Schijndel - Er zijn binnen een gemeenschap altijd figuren die opvallen, een stempel drukken door hun manier van leven. Zo’n figuur was Henk van Roessel; een menneke met een Bourgondische en zeker Schijndelse inslag die hem deden wentelen in de sferen van het Schorsbosse carnaval. Het dreef hem in de armen van de Prinsenclub De Hopplukkers en later in die van de Hoge Raad. De hop werd zijn medicijn. Onmiskenbaar was zijn imponerende rol als burgemister Driekske die bij de sleuteloverdracht op het gemeentehuis met vlijmscherpe woorden, maar nooit beledigend of grof, bestuurders en situaties op een humoristische wijze op de korrel nam en zorgde voor menig lachsalvo. Klein van gestalte, maar duidelijk aanwezig, wist hij met zijn prachtige stem mensen te boeien. Die donkere stem die de Van Roessels zo eigen is. Ook de Lokale Omroep Schijndel had zijn stem ontdekt. Zijn ”Buurten Met” werd goed beluisterd.

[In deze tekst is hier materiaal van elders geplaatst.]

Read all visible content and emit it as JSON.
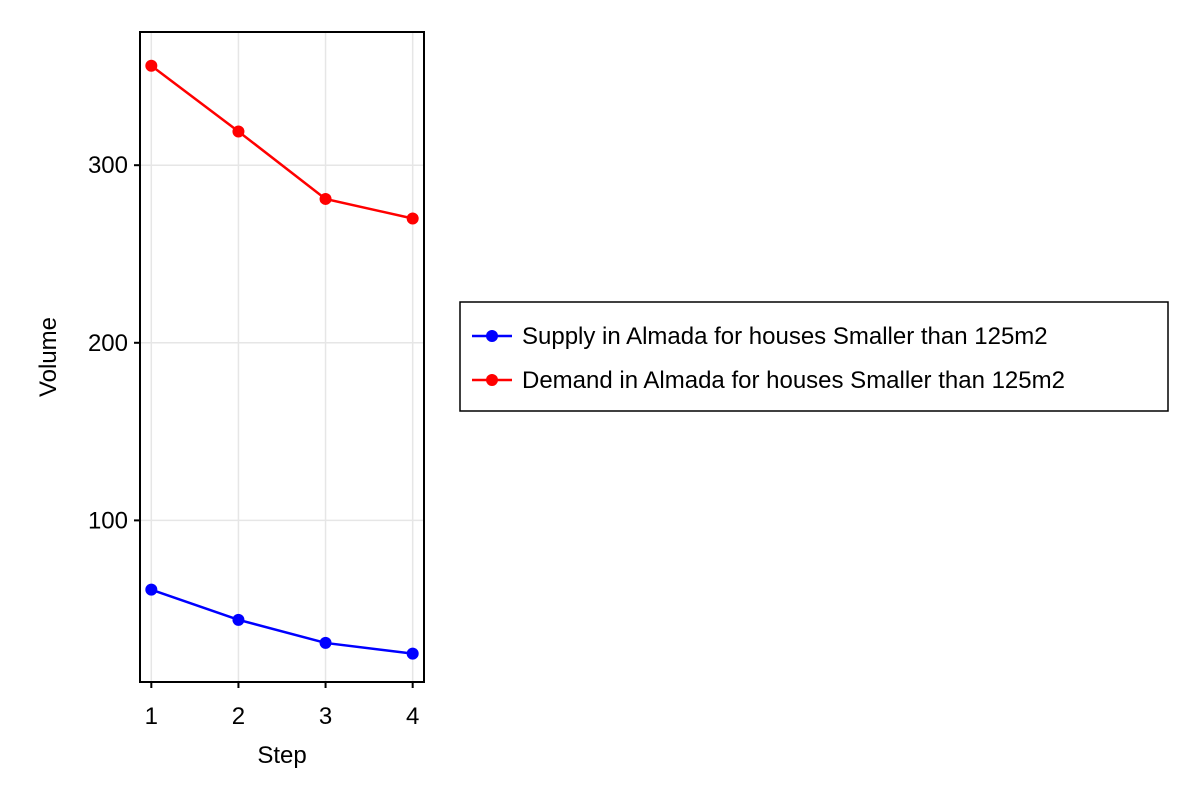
{
  "chart_data": {
    "type": "line",
    "xlabel": "Step",
    "ylabel": "Volume",
    "x": [
      1,
      2,
      3,
      4
    ],
    "xlim": [
      0.87,
      4.13
    ],
    "ylim": [
      9,
      375
    ],
    "xticks": [
      1,
      2,
      3,
      4
    ],
    "xtick_labels": [
      "1",
      "2",
      "3",
      "4"
    ],
    "yticks": [
      100,
      200,
      300
    ],
    "ytick_labels": [
      "100",
      "200",
      "300"
    ],
    "grid": true,
    "legend_position": "right",
    "series": [
      {
        "name": "Supply in Almada for houses Smaller than 125m2",
        "color": "#0000ff",
        "values": [
          61,
          44,
          31,
          25
        ]
      },
      {
        "name": "Demand in Almada for houses Smaller than 125m2",
        "color": "#ff0000",
        "values": [
          356,
          319,
          281,
          270
        ]
      }
    ]
  }
}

Henk was wars van onenigheid binnen een groep en met een doordachte woordkeus wist hij te relativeren. Nooit aanvallend, boos of geërgerd. Hij bracht rust en de lach binnen de gelederen. Hij hoefde niet het publiek te manen stil te zijn als hij wilde spreken, zodra zijn gestalte verscheen en hij de aandacht vroeg werd het vanzelf stil. Henk was een onmisbare factor binnen het volksfeest carnaval en hij toonde tot het laatst belangstelling voor alles wat er binnen het carnaval werd georganiseerd.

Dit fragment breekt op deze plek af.